I am going around the houses to answer your question, but my answer is that our task is to implement what we have got and do it well. As I said earlier, we have got outstanding practice—outstanding practice—but I understand that the variation in these schools, not only between but within them, is one of the highest in OECD countries. If we could only close that variation and lift the weakest up to the standard of even the average, we would probably meet—and exceed—all our targets. I actually think that it can be—I do not know if this is parliamentary language—a cop-out always to search for the big solution. We have the solutions; we just have to get on and implement them.
Q 18Alison Seabeck (Plymouth, Devonport) (Lab): Can we go back to the question of whether primary schools should be included? I do not know if you have had the opportunity, as part of your research, to look at the work done in Plymouth by the Plymouth Excellence Cluster?
Sir Alan Steer: No, I have not.
Sir Alan Steer: The Bill does not preclude them, does it? It makes a requirement of secondary schools to be in a partnership, so in a sense there is flexibility in areas such as Plymouth.
Q 20Alison Seabeck: So others could be drawn in?
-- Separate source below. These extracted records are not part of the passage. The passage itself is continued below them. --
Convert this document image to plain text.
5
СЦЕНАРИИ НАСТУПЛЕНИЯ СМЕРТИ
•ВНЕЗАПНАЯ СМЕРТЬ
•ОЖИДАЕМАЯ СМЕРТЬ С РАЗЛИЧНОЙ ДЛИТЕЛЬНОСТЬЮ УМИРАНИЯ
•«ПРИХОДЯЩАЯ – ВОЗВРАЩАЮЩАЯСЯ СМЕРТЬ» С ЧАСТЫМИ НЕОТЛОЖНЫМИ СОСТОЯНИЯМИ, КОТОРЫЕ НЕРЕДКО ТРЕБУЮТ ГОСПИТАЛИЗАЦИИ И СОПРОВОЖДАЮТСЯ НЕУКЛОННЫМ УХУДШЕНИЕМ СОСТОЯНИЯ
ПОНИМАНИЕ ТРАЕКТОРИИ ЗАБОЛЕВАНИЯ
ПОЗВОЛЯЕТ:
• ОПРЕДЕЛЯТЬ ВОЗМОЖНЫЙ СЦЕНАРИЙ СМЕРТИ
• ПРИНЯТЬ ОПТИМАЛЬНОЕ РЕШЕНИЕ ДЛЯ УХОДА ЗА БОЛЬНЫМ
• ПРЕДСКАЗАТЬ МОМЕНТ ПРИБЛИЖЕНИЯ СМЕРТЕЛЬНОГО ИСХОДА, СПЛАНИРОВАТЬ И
Sir Alan Steer: Part of my thinking is that schools are in partnerships, but our problem is that they are in a huge number of them, in all directions. My school was a specialist school in technology and languages and also a training school; I was the leader of the Redbridge network, which contained 56 schools, and there were other links, too. The danger, as Estelle Morris said a few years ago, is that too many relationships are a bit like bigamy: you cannot get a deep relationship with anybody. Real partnership depends so much on trust between people.
My image is one of fewer schools working in partnership, but there is no earthly reason why combinations could not be put together. I cannot imagine a successful system that does not engage with, and link the different phases of primary or further education. If we want genuinely close partnership, we need to think about the optimum number of relationships that a school can have and meaningfully carry them forward.